Nvidia, based on the Yahoo Finance consensus, is anticipated to earn $3.69 per share this year, implying a YoY profit growth rate of 36%. AMD is anticipated to earn $5.56. AMD’s consensus reflects 59% YoY profit growth as the chip company accelerates its AI GPU products. Thus, AMD is selling for 33x leading earnings.
With a nearly identical earnings multiple, I would choose Nvidia any day of the week given its commanding market share in the GPU market.
Furthermore, I think that the market underestimates Nvidia’s sales growth for reasons stated, which means the actual valuation ratios may not be as high as they appear.
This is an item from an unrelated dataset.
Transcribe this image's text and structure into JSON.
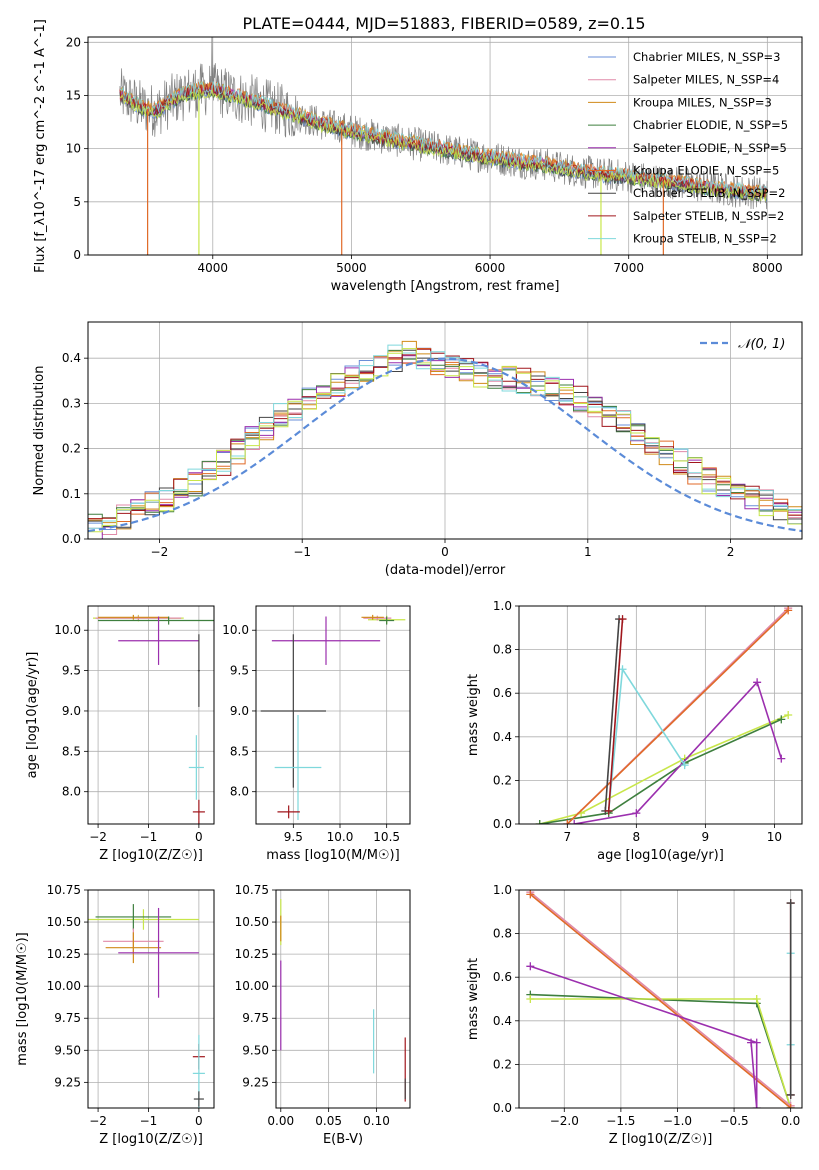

In my view, Nvidia could sell for 45x leading earnings (implied intrinsic value of $166) when considering the ramp in data center sales in the next three years, catalyzed by growth in Machine-Learning and in the escalating size of AI GPU clusters.
What Could Go Wrong?
Nvidia might not be able to realize its AI potential, or grow slower than I proposed in the calculation above. With that being said, though, Nvidia’s growth potential is very secular and sustainable, in my view, and the company is already taking a big bite out of the evolving AI opportunity. Over the long run, 126% YoY growth rates are not sustainable, so there might be a point of sales growth deceleration moving forward.
My calculation above was also assuming that Nvidia could possibly grow its sales 50% per annum, and there is no guarantee that this will be realized either.
My Conclusion
Nvidia presented stellar growth in the last year, due to skyrocketing growth in data centers.
Though the stock has soared, Nvidia’s earnings potential is shockingly reasonable when considering the underlying AI market opportunity that is set to drive the company’s main business data center. With the stock selling for 35x leading earnings, I think that investors are getting a very good deal.
The real potential moving forward will be in Machine-Learning and Generative AI. This is poised to boost the scale of AI GPU training clusters. Since Nvidia’s processors are the preferred choice for companies to train their AI models right now, it is in an excellent position to leverage its H200 and Blackwell GPU chips and scale shipments up into a red-hot market.
The 35x earnings multiple as well as the potential for substantial sales estimate beats in the data center segment moving forward make Nvidia a solid growth investment.
Analyst’s Disclosure: I/we have a beneficial long position in the shares of NVDA either through stock ownership, options, or other derivatives. I wrote this article myself, and it expresses my own opinions. I am not receiving compensation for it (other than from Seeking Alpha). I have no business relationship with any company whose stock is mentioned in this article.